# Need Tractor Repair Central Texas



## StupidDog

I have an F18d. It is a grey tractor. It sounds like it has a rod knocking. Can someone point me in the direction of a tractor repair shop or person in central texas. I can't seem to find anybody that does tractor repair around Austin.

Thanks
Chuck


----------



## Live Oak

Hang in there Chuck. I am sure Mark777 will see this post and have some good advice.


----------



## mark777

Chuck,

I’ve read this and your other post concerning the problems with the less than scrupulous “Remanufactured Yanmar’ dealers and what’s happening with your tractor. Rather than go on and on about Canton, TX being the hub of these poor substitutes for a genuine and good used Yanmar I’ll just say many (now hundreds) like yourself, with no mechanical experience, have had to take a crash course in diesel tractor repair…just to recover their initial investment and have their tractor in good working order.

It is the sale of these reconditioned units that have given the honest dealers a black eye. Many dealers will not touch or attempt a repair to your tractor for fear of undiagnosed problems that are usually not related to the original mechanical pre-failure.

Your on the cusp of a catastrophic mechanical failure, so using your tractor under any load will only further the internal damage from loose and warn engine components. However the repairs are fairly basic, not over complicated and probably solved by inspecting, measuring and replacing rod and main bearings. The design of these engines are so simple that anyone that’s repaired internal problems in a small lawn mower engine is qualified to repair a Yanmar diesel. No Kidding!

If you’re too uncomfortable taking on the challenge maybe a friend or relative with some mechanical skills would be willing to help tear into the engine. If not, the next best step (and most expensive) is to have an independent diesel repair shop work on the tractor.

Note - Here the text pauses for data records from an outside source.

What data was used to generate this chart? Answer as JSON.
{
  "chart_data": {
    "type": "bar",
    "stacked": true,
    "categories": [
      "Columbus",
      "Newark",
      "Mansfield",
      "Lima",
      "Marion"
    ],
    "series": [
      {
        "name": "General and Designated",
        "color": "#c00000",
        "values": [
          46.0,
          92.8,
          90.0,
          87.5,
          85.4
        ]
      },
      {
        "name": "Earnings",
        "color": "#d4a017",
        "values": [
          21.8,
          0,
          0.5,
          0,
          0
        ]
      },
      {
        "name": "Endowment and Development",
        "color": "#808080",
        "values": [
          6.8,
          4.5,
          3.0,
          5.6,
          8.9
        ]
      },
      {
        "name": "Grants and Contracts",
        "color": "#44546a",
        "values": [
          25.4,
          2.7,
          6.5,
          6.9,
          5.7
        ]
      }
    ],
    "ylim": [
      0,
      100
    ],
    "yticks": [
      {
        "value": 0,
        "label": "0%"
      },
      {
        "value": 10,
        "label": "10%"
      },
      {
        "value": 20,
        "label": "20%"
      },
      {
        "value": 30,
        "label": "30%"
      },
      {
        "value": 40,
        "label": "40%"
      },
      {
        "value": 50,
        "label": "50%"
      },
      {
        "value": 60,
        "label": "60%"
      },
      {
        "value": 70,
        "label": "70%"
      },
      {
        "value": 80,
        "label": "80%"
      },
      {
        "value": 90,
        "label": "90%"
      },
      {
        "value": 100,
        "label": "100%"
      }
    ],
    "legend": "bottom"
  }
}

You can still remain the ’middle man’ and supply parts through one of the following dealers, plus these dealers should provide you with all the torque values for the rod caps, main bearing caps and cylinder head torque and sequence or offer a reasonably priced manual for the repairs.

256-773-9951 Fredricks Equipment Inc. - (http://fredricksequipment.com) 
205-646-3033 http://www.peq.com/ Parker equipment, Thorsby, AL
Len Sheaffer - Sheaffer town and country tractor www.sheaftractor.net
Aaron Murry - http://www.HoyeTractor.com

Let me know if there is anything I can help you with and keep us informed.

Mark


----------



## StupidDog

Mark,

Thanks for your reply.

I do have some mechanical experience in that I have rebuilt a couple of small block chevy's. This is my first experience with a diesel engine.

I quess the first thing I will do is hunt for a shop manual. And maybe get an more experienced machanic out to listen to it to tell me that indeed it is a rod knocking. Since diesel engines are so loud anyway I was wondering what do they sound like if say one of the cynlinders stops firing. It starts up and sounds fine for a minute then starts clanking and sounds like it is running on 2 cylinders.

Thanks for the dealer links
Chuck


----------



## mark777

Chuck, is it possible you have an injector going south on ya’? They will get loud and sound like a bag of marbles dancing on top of a piston! 

A simple but very effective trouble shooting method is to start and run tractor for a few minutes, idle low at 850-900 RPM, loosen an injector line fitting at the #1 cylinder injector (#1 cylinder is always at the rear or firewall side) and let the tractor stall. Re-tighten then Restart and proceed to the #2 cylinder fuel fitting and repeat the process. If all of the injectors stall the engine then you don’t have an injector problem…but if one injector with a loose fitting does NOT change the way your engine is operating, drop in RPM or stall the engine - That IS the problem injector. Easy Fix as you can replace, rebuild or often find a used one that will interchange with the 3TNB80-U engine.

If you can overhaul a SBC….then you may be over qualified to work on Yanmar engines  . Once you’ve removed all of the ancillary items attached to the engine your working with something about the size of a shoebox sitting on top of a small water melon. The ONLY thing I suggest you don’t do is open up and work on the fuel injection pump as there are more parts in there than a Swiss watch. It’s the only part that I automatically sub out to my pump ’guy’....Don't ask .

Here are some basic specifications for you F18D: 

F18D - 18 PTO & 21 Engine HP - 4WD - 3 CYL - 2180 #’s - Manufactured from‘84-? - Engine model number - 3TNB80-U

Mark

btw: I hope you can blow up the attached image and read my notes.


----------



## StupidDog

Thanks Mark!

I'll give that a try and let you know.

Chuck


----------



## Live Oak

Probably not the ideal repair but is it possible to access the crankshaft and rod bearings fron underneath the tractor with the engine still installed in the tractor frame Mark? 

I was thinking if the bearings and bearing surfaces are not in to bad a shape, it might be possible to clean up the rough areas with crocus cloth or some similar polishing cloth and replace the bearings. Pretty mush an "in frame rebuild" if you will.


----------



## mark777

Shouldn't be a problem Randy.

Just need to pull-drop the drive shaft and oil pan for access to the rod and main bearing caps. Removing the crank is a different story though...have to pull the engine. And LOL, you know what they say; if you've gone that far, might as well pull the head, check the guides, dress the valves and seats, check the bore and re-ring the bugger - good to go another 4-5K hours .

Hey Chuck, if you send me an email ([email protected]) I can probably dig up some parts book diagrams to help you out or at minimum have a look see what all is involved.

Mark


----------



## smoknsal

*F18D*

hey chuck, sent you a email a few days ago, got no reponse. just to let you know that i may might be able to help you. check your email for my contact info. i live in burnet for the winter, otherwise in NY in the summer. Seeya, Sal.


----------



## StupidDog

It seems to have healed itself. After setting up for a week I cannot get the thing to reproduce the noise it was making. I had changed out the fuel filter assembly and gas lines a few days before. It seem to run ok until I let my son use it, he let idle for a long time. Maybe I had air in one of the lines. I don't know, I think my kid just has this big black cloud that follows him around. The tractor always works fine when I'm using it by myself. But eveytime my kid gets around the thing, something breaks.

Thanks for yalls input though
SD


----------



## FL_Jerry

Good way to get out of work.... If they break your stuff then you don't let them near it and then there is no work, lol.

Anyway, when you change the oil, look for copper colored "dust" or bits in it. If you see any, you probably want to drop the pan and take a look.


----------